Respondents criticized what they described as the collapse of Russian industry. Many industrial goods nominally manufactured in Russia, they noted, rely on Chinese components. The national economy, in their assessment, is "extremely uncompetitive" on global markets, a consequence of sanctions that the Central Bank's own study acknowledged has reshaped economic psychology.

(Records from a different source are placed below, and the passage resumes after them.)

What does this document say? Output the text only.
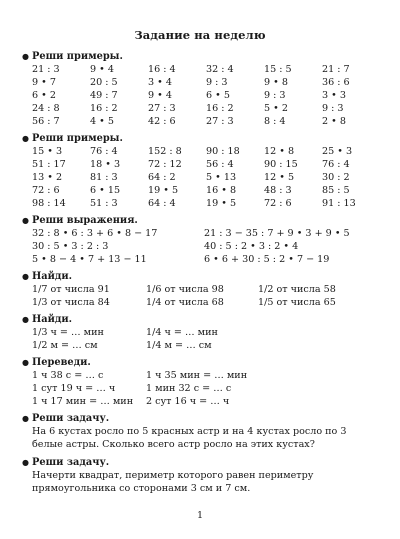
Задание на неделю
● Реши примеры.
21 : 3	9 • 4	16 : 4	32 : 4	15 : 5	21 : 7
9 • 7	20 : 5	3 • 4	9 : 3	9 • 8	36 : 6
6 • 2	49 : 7	9 • 4	6 • 5	9 : 3	3 • 3
24 : 8	16 : 2	27 : 3	16 : 2	5 • 2	9 : 3
56 : 7	4 • 5	42 : 6	27 : 3	8 : 4	2 • 8
● Реши примеры.
15 • 3	76 : 4	152 : 8	90 : 18	12 • 8	25 • 3
51 : 17	18 • 3	72 : 12	56 : 4	90 : 15	76 : 4
13 • 2	81 : 3	64 : 2	5 • 13	12 • 5	30 : 2
72 : 6	6 • 15	19 • 5	16 • 8	48 : 3	85 : 5
98 : 14	51 : 3	64 : 4	19 • 5	72 : 6	91 : 13
● Реши выражения.
32 : 8 • 6 : 3 + 6 • 8 − 17	21 : 3 − 35 : 7 + 9 • 3 + 9 • 5
30 : 5 • 3 : 2 : 3	40 : 5 : 2 • 3 : 2 • 4
5 • 8 − 4 • 7 + 13 − 11	6 • 6 + 30 : 5 : 2 • 7 − 19
● Найди.
1/7 от числа 91	1/6 от числа 98	1/2 от числа 58
1/3 от числа 84	1/4 от числа 68	1/5 от числа 65
● Найди.
1/3 ч = … мин	1/4 ч = … мин
1/2 м = … см	1/4 м = … см
● Переведи.
1 ч 38 с = … с	1 ч 35 мин = … мин
1 сут 19 ч = … ч	1 мин 32 с = … с
1 ч 17 мин = … мин 2 сут 16 ч = … ч
● Реши задачу.
На 6 кустах росло по 5 красных астр и на 4 кустах росло по 3 белые астры. Сколько всего астр росло на этих кустах?
● Реши задачу.
Начерти квадрат, периметр которого равен периметру прямоугольника со сторонами 3 см и 7 см.
1
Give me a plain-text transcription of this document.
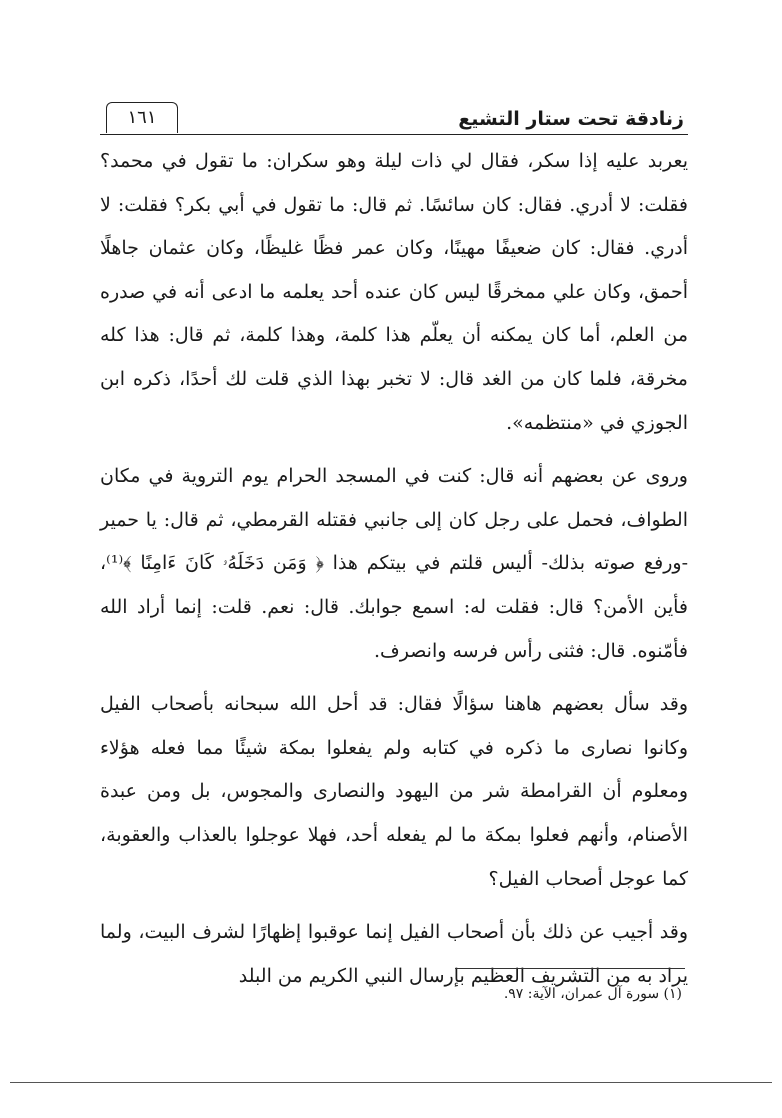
١٦١	زنادقة تحت ستار التشيع

يعربد عليه إذا سكر، فقال لي ذات ليلة وهو سكران: ما تقول في محمد؟ فقلت: لا أدري. فقال: كان سائسًا. ثم قال: ما تقول في أبي بكر؟ فقلت: لا أدري. فقال: كان ضعيفًا مهينًا، وكان عمر فظًا غليظًا، وكان عثمان جاهلًا أحمق، وكان علي ممخرقًا ليس كان عنده أحد يعلمه ما ادعى أنه في صدره من العلم، أما كان يمكنه أن يعلّم هذا كلمة، وهذا كلمة، ثم قال: هذا كله مخرقة، فلما كان من الغد قال: لا تخبر بهذا الذي قلت لك أحدًا، ذكره ابن الجوزي في «منتظمه».

وروى عن بعضهم أنه قال: كنت في المسجد الحرام يوم التروية في مكان الطواف، فحمل على رجل كان إلى جانبي فقتله القرمطي، ثم قال: يا حمير -ورفع صوته بذلك- أليس قلتم في بيتكم هذا ﴿ وَمَن دَخَلَهُۥ كَانَ ءَامِنًا ﴾⁽¹⁾، فأين الأمن؟ قال: فقلت له: اسمع جوابك. قال: نعم. قلت: إنما أراد الله فأمّنوه. قال: فثنى رأس فرسه وانصرف.

وقد سأل بعضهم هاهنا سؤالًا فقال: قد أحل الله سبحانه بأصحاب الفيل وكانوا نصارى ما ذكره في كتابه ولم يفعلوا بمكة شيئًا مما فعله هؤلاء ومعلوم أن القرامطة شر من اليهود والنصارى والمجوس، بل ومن عبدة الأصنام، وأنهم فعلوا بمكة ما لم يفعله أحد، فهلا عوجلوا بالعذاب والعقوبة، كما عوجل أصحاب الفيل؟

وقد أجيب عن ذلك بأن أصحاب الفيل إنما عوقبوا إظهارًا لشرف البيت، ولما يراد به من التشريف العظيم بإرسال النبي الكريم من البلد

(١) سورة آل عمران، الآية: ٩٧.
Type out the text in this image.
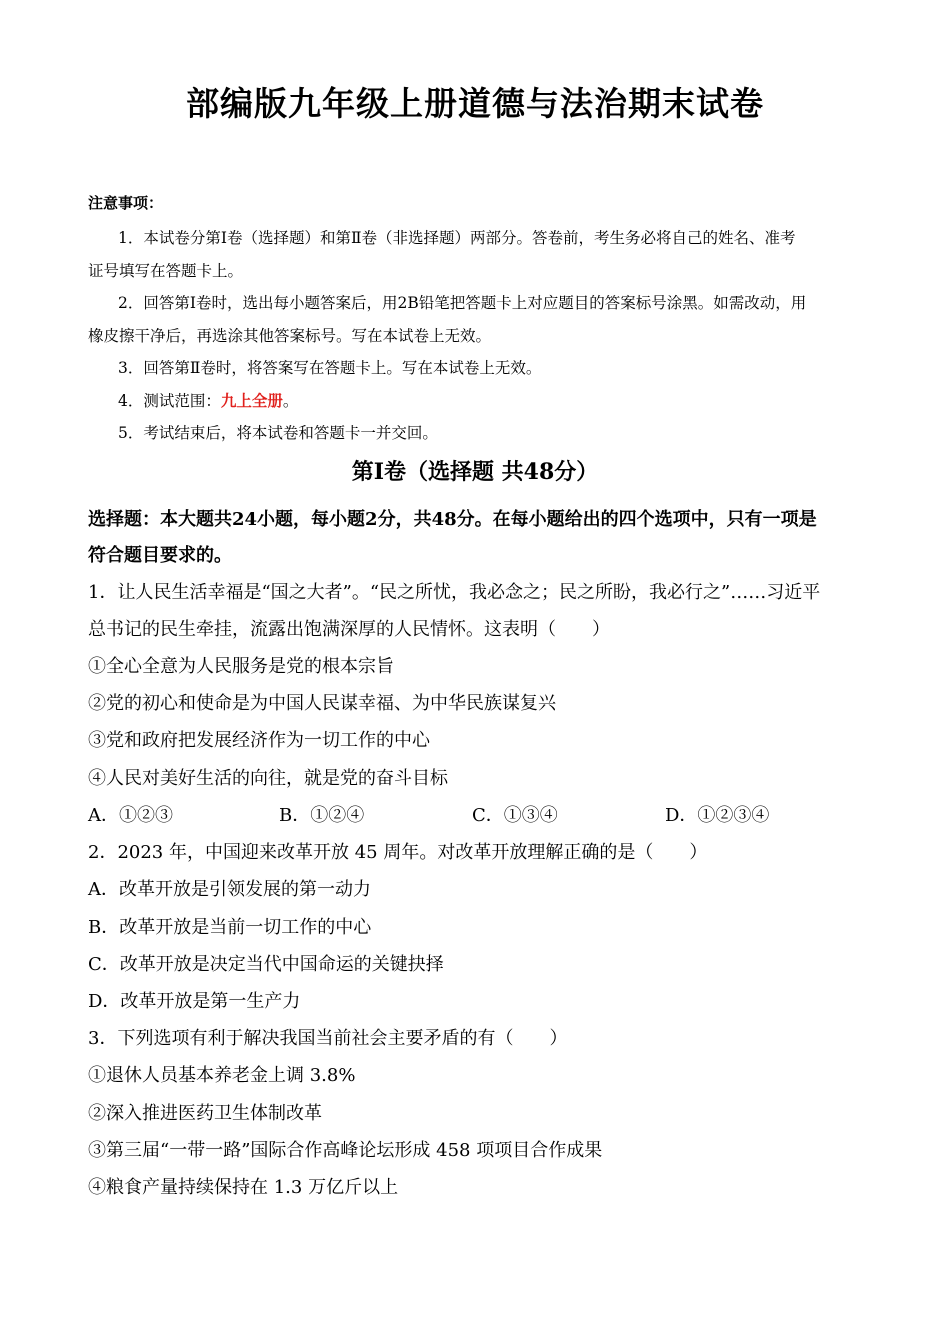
部编版九年级上册道德与法治期末试卷
注意事项：
1．本试卷分第Ⅰ卷（选择题）和第Ⅱ卷（非选择题）两部分。答卷前，考生务必将自己的姓名、准考
证号填写在答题卡上。
2．回答第Ⅰ卷时，选出每小题答案后，用2B铅笔把答题卡上对应题目的答案标号涂黑。如需改动，用
橡皮擦干净后，再选涂其他答案标号。写在本试卷上无效。
3．回答第Ⅱ卷时，将答案写在答题卡上。写在本试卷上无效。
4．测试范围：九上全册。
5．考试结束后，将本试卷和答题卡一并交回。
第Ⅰ卷（选择题 共48分）
选择题：本大题共24小题，每小题2分，共48分。在每小题给出的四个选项中，只有一项是
符合题目要求的。
1．让人民生活幸福是“国之大者”。“民之所忧，我必念之；民之所盼，我必行之”……习近平
总书记的民生牵挂，流露出饱满深厚的人民情怀。这表明（　　）
①全心全意为人民服务是党的根本宗旨
②党的初心和使命是为中国人民谋幸福、为中华民族谋复兴
③党和政府把发展经济作为一切工作的中心
④人民对美好生活的向往，就是党的奋斗目标
A．①②③	B．①②④	C．①③④	D．①②③④
2．2023 年，中国迎来改革开放 45 周年。对改革开放理解正确的是（　　）
A．改革开放是引领发展的第一动力
B．改革开放是当前一切工作的中心
C．改革开放是决定当代中国命运的关键抉择
D．改革开放是第一生产力
3．下列选项有利于解决我国当前社会主要矛盾的有（　　）
①退休人员基本养老金上调 3.8%
②深入推进医药卫生体制改革
③第三届“一带一路”国际合作高峰论坛形成 458 项项目合作成果
④粮食产量持续保持在 1.3 万亿斤以上
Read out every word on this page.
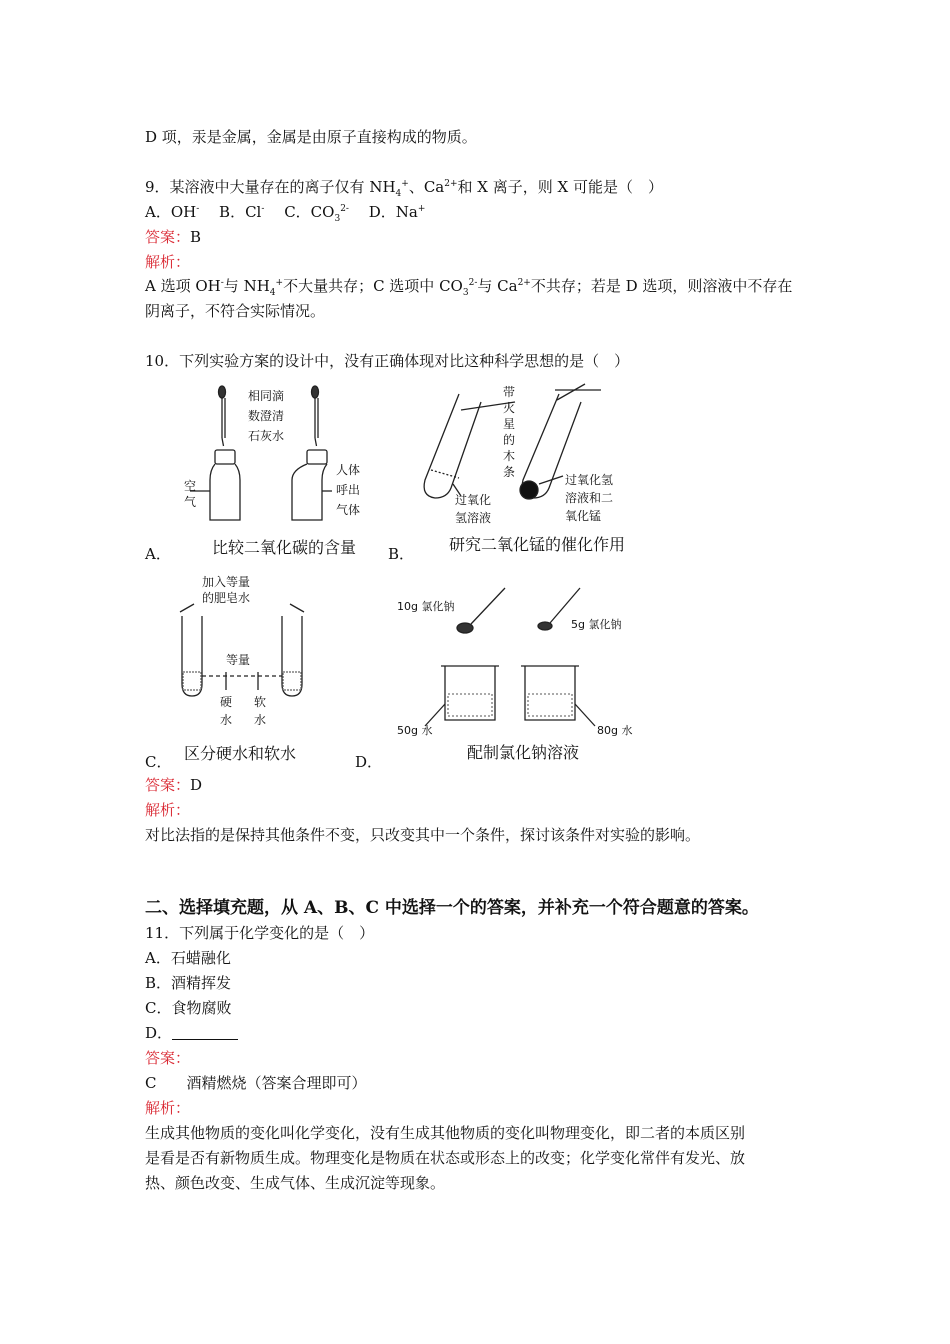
D 项，汞是金属，金属是由原子直接构成的物质。
9．某溶液中大量存在的离子仅有 $NH_4^+$、$Ca^{2+}$和 X 离子，则 X 可能是（　）
A．OH-　 B．Cl-　 C．$CO_3^{2-}$　 D．Na+
答案：B
解析：
A 选项 OH-与 $NH_4^+$不大量共存；C 选项中 $CO_3^{2-}$与 $Ca^{2+}$不共存；若是 D 选项，则溶液中不存在
阴离子，不符合实际情况。
10．下列实验方案的设计中，没有正确体现对比这种科学思想的是（　）
A．	B．
C．	D．
相同滴
数澄清
石灰水
空
气
人体
呼出
气体
比较二氧化碳的含量
带
火
星
的
木
条
过氧化
氢溶液
过氧化氢
溶液和二
氧化锰
研究二氧化锰的催化作用
加入等量
的肥皂水
等量
硬
水
软
水
区分硬水和软水
10g 氯化钠
5g 氯化钠
50g 水	80g 水
配制氯化钠溶液
答案：D
解析：
对比法指的是保持其他条件不变，只改变其中一个条件，探讨该条件对实验的影响。
二、选择填充题，从 A、B、C 中选择一个的答案，并补充一个符合题意的答案。
11．下列属于化学变化的是（　）
A．石蜡融化
B．酒精挥发
C．食物腐败
D．
答案：
C　　酒精燃烧（答案合理即可）
解析：
生成其他物质的变化叫化学变化，没有生成其他物质的变化叫物理变化，即二者的本质区别
是看是否有新物质生成。物理变化是物质在状态或形态上的改变；化学变化常伴有发光、放
热、颜色改变、生成气体、生成沉淀等现象。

The dominant mood among respondents can be summarized in a few recurring phrases: the ruble has weakened sharply under sanctions; high inflation has made long-planned major purchases impossible; prices will keep rising -- they always have and always will; and when something big needs to be bought, borrow now before it costs even more.
No low inflation
The Central Bank report pays particular attention to younger Russians who came of age during the pandemic and the sanctions era. These are people with no personal memory of price stability. They borrow instinctively, fearing that goods will cost significantly more tomorrow.
One respondent said she would never save money again.
"At one point during my poor student years, I put off a purchase only to eventually spend twice as much on the exact same thing," she said. "I won't do that again."
Sarsenova views this as a troubling pattern. Spending every available ruble and accumulating debt prevents young Russians from developing financial discipline -- and, in turn, from reaching financial independence.
Entrepreneur Olga Shestakova, who relocated from Moscow to Almaty in 2024, sees no path forward under continued sanctions pressure.
"It's only going to get worse," she told Kontur.
Ratings drop as discontent builds
Economic anxiety is beginning to register in political data. A VTsIOM survey conducted between March 23 and 29 found President Vladimir Putin's approval rating at approximately 70% -- its lowest point since late February 2022, down more than 5 percentage points since the start of the year. The share of respondents expressing distrust in Putin climbed from 13% to 17%.
Many Russians believe the actual figure has fallen further than official statistics reflect. Beyond economic hardship, they cite the blocking of popular digital services, mobile internet restrictions, and disabled mobile payment functions as additional sources of frustration -- restrictions that affect daily life in concrete, immediate ways.
"People in Russia are just surviving right now," Shestakova said. "What ratings are you talking about?"
The Central Bank's study describes Russian society as being in a state of "inflationary stress." The high key interest rate meant to contain rising prices is simultaneously making loans unaffordable for manufacturers. The public has reached a point where price controls -- a deeply Soviet-era solution -- are seen as the only viable fix. That preference, in itself, signals how far market confidence has collapsed.